I’m the habit of looking up the words “psychokinesis” and “telekinesis” almost daily on YouTube. I believe in telekinesis (because I can do it), but there are many hoax videos, and they can be spotted with a well-trained eye. What alarms me is that many of these hoaxes are getting a staggering amount of positive comments. It’s like a large part of the general public has given up on critical thinking.
User godspeed09 is the one who peeves me off the most. He can talk the talk. His profile says:
A group devoted in the research and practice of Telekinesis, with support from both philosophical and scientific studies. We seek to discover the untapped potential inside us for the betterment of the community and self. A lot of the things shown here are beyond what many have displayed in the past. Our technique on Telekinesis is a breakthrough from the conventional and our abilities are maximize for the greater that many have deem impossible in the past.
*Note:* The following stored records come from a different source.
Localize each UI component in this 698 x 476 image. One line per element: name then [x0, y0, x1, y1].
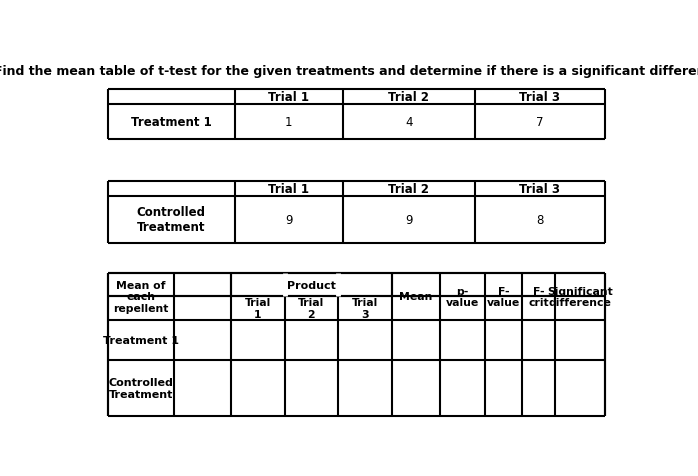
Text: Treatment 1: Treatment 1 — [131, 116, 211, 129]
Text: Trial 3: Trial 3 — [519, 183, 560, 196]
Text: Significant
difference: Significant difference — [547, 286, 613, 307]
Text: Trial
2: Trial 2 — [298, 298, 325, 319]
Text: 4: 4 — [405, 116, 413, 129]
Text: 8: 8 — [536, 214, 544, 227]
Text: F-
value: F- value — [487, 286, 520, 307]
Text: F-
crit: F- crit — [528, 286, 549, 307]
Text: Mean of
each
repellent: Mean of each repellent — [113, 280, 169, 313]
Text: 9: 9 — [285, 214, 292, 227]
Text: 9: 9 — [405, 214, 413, 227]
Text: Find the mean table of t-test for the given treatments and determine if there is: Find the mean table of t-test for the gi… — [0, 65, 698, 78]
Text: Trial 1: Trial 1 — [268, 90, 309, 104]
Text: Trial 2: Trial 2 — [388, 183, 429, 196]
Text: Trial 1: Trial 1 — [268, 183, 309, 196]
Text: 1: 1 — [285, 116, 292, 129]
Text: Treatment 1: Treatment 1 — [103, 335, 179, 345]
Text: Trial
3: Trial 3 — [352, 298, 378, 319]
Text: 7: 7 — [536, 116, 544, 129]
Text: Product: Product — [287, 280, 336, 290]
Text: Trial 3: Trial 3 — [519, 90, 560, 104]
Text: Mean: Mean — [399, 292, 433, 302]
Text: Trial 2: Trial 2 — [388, 90, 429, 104]
Text: p-
value: p- value — [446, 286, 479, 307]
Text: Controlled
Treatment: Controlled Treatment — [109, 377, 174, 399]
Text: Trial
1: Trial 1 — [244, 298, 271, 319]
Text: Controlled
Treatment: Controlled Treatment — [137, 206, 206, 234]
We believe this will contribute to the new wave of science.”
It sounds good until you see the kind of videos he puts online. In general, he’s a big fan of “invisible” thread (a magician’s trick you can purchase on eBay). For something a little different, check out this one:
Then go to eBay and search for “folding dollar”. Yep, it’s there! godspeed09 is a clear and obvious trickster and yet he has presently clocked up 680 subscribers.
In spotting telekinesis hoaxes, look out for “constipated” facial gestures, magical hand fluttering, string pulling (pay careful attention to the behaviour of the object being pulled), “too good to be true” motion, use of static electricity or magnets, and misdirection. To be honest, what the practitioner does with his hands is the most common and obvious tell; if you see him doing the same motions that stage magicians do, then he’s almost certainly faking it.
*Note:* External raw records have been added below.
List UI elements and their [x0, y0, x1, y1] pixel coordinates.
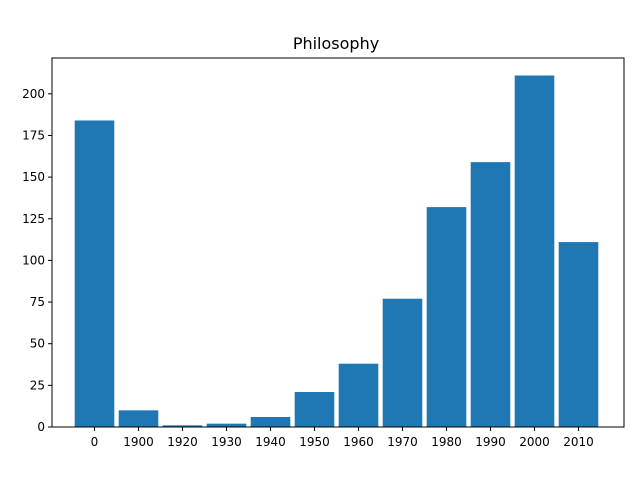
chart-title: Philosophy [293, 34, 379, 53]
y-tick-label: 175 [22, 128, 45, 142]
x-tick-label: 2000 [519, 435, 550, 449]
x-tick-label: 1980 [431, 435, 462, 449]
bar-1920 [162, 425, 203, 427]
y-axis: 0 25 50 75 100 125 150 175 200 [22, 87, 52, 434]
bar-0 [74, 120, 115, 427]
bar-1990 [470, 162, 511, 427]
y-tick-label: 50 [30, 337, 45, 351]
x-axis: 0 1900 1920 1930 1940 1950 1960 1970 1980 1990 200… [91, 427, 594, 449]
x-tick-label: 2010 [563, 435, 594, 449]
bar-1950 [294, 392, 335, 427]
x-tick-label: 1940 [255, 435, 286, 449]
x-tick-label: 1900 [123, 435, 154, 449]
y-tick-label: 75 [30, 295, 45, 309]
y-tick-label: 100 [22, 253, 45, 267]
x-tick-label: 1960 [343, 435, 374, 449]
y-tick-label: 0 [37, 420, 45, 434]
bar-1940 [250, 417, 291, 427]
bar-1930 [206, 423, 247, 427]
bar-1980 [426, 207, 467, 427]
y-tick-label: 125 [22, 212, 45, 226]
y-tick-label: 150 [22, 170, 45, 184]
bar-1900 [118, 410, 159, 427]
y-tick-label: 200 [22, 87, 45, 101]
x-tick-label: 0 [91, 435, 99, 449]
bar-1960 [338, 363, 379, 427]
x-tick-label: 1970 [387, 435, 418, 449]
y-tick-label: 25 [30, 378, 45, 392]
bar-1970 [382, 298, 423, 427]
bars-group [74, 75, 599, 428]
axes-frame [51, 57, 625, 428]
bar-2010 [558, 242, 599, 427]
x-tick-label: 1950 [299, 435, 330, 449]
x-tick-label: 1990 [475, 435, 506, 449]
bar-2000 [514, 75, 555, 428]
x-tick-label: 1930 [211, 435, 242, 449]
x-tick-label: 1920 [167, 435, 198, 449]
Occasionally something comes your way that really challenges sceptical observation. Take a look at this. It has to be the most creepy psychokinesis demonstration I’ve ever seen. This is something called pyrokinesis (pyro as in fire):
I was gobsmacked the first time I saw this. I couldn’t figure out how it was done. Then somebody said “fibre optic laser.” I watched it all again and the pieces fell into place. Concealed down the man’s left sleeve is a fibre optic laser. My guess is it’s being voice-actived by that “eeeee” sound he makes. At this point I’m just making guesses, but with those guesses in mind, there are several obvious tells that quickly show themselves. He always positions his hand in a strange angle that keeps it out of harm’s way from the laser (and what do weird double-jointed finger twitches have to do with psychokinesis, anyway?). At 6:05 he uses crafty misdirection to make you think he is burning the paper with the finger-tip of his right hand. But if you look carefully at where he rests the paper, it’s in the precise position that allows the laser inside his left sleeve to burn through the underside of the paper. Busted! What would have really made this trick interesting is if one of the other guys present said “eeeeee” at the wrong moment!
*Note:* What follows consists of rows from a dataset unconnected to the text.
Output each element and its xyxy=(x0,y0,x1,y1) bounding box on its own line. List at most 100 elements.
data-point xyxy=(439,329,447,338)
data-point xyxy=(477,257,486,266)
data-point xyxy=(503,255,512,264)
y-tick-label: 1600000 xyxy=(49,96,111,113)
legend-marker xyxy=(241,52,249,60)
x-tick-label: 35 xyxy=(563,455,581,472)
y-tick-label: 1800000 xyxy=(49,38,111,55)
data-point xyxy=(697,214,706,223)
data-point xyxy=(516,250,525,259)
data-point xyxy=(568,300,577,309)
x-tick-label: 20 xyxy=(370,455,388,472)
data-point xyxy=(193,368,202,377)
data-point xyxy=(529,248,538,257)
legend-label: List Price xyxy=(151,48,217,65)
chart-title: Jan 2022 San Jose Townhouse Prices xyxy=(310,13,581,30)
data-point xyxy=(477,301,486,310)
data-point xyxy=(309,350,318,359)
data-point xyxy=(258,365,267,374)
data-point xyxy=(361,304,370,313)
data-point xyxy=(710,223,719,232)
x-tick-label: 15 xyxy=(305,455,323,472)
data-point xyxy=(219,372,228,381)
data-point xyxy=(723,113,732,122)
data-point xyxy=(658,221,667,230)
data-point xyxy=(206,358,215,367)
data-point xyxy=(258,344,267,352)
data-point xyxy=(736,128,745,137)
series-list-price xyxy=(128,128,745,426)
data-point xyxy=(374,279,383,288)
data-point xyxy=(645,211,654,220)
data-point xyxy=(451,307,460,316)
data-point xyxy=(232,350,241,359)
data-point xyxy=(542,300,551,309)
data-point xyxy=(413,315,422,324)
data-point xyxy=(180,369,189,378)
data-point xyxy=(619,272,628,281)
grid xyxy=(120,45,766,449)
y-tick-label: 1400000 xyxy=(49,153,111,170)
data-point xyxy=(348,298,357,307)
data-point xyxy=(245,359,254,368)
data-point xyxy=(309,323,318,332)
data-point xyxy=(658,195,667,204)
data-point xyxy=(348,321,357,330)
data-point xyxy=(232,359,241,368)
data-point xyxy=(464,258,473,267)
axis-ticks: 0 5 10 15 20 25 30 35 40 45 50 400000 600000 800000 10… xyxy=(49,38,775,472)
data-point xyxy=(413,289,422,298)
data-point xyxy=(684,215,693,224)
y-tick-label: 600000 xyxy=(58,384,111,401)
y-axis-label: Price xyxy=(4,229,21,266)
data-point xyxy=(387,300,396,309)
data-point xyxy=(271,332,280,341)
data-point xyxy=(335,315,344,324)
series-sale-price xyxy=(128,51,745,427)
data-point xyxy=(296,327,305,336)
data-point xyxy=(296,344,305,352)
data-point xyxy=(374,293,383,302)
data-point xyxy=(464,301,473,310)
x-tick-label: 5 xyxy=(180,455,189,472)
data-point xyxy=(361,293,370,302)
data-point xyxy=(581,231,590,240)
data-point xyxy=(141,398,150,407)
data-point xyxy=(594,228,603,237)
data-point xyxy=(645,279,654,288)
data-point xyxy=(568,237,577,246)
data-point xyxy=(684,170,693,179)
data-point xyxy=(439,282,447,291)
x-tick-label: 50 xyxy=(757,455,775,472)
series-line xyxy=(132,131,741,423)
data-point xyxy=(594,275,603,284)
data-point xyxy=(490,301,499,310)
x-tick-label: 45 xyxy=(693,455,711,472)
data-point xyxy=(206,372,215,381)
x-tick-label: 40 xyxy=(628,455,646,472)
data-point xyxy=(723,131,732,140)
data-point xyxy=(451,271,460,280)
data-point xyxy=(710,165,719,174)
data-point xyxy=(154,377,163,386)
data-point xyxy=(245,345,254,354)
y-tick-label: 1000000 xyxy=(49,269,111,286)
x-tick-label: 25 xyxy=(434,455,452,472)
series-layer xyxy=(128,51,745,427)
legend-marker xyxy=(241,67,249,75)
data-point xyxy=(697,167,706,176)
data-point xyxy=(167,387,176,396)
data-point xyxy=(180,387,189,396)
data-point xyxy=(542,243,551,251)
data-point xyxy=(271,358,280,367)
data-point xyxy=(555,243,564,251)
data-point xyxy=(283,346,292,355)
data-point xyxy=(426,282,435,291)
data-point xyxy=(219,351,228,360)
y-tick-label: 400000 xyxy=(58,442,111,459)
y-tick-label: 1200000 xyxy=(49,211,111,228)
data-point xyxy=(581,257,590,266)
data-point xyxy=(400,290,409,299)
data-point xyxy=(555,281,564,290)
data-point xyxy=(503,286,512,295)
People who believe in paranormal phenomena (and I’m one of them) would do well to remember that scepticism is a useful tool for avoiding self-delusion. I think scepticism gets a bad name because some sceptics use it to debunk genuine mysteries without proper investigation. These kind of people occasionally comment on my personal telekinesis videos with explanations like “It’s air currents,” or “It’s body heat.” The sceptic needs to remember that if he wants to hold on to a conventional explanation, he ought to test the convential explanation, rather than simply accepting it by default because it suits his materialist belief system. On the other hand, those who are more open to the unexplained need to get a much firmer grip on critical thinking, or else they will be prey to every psychic charlatan out there.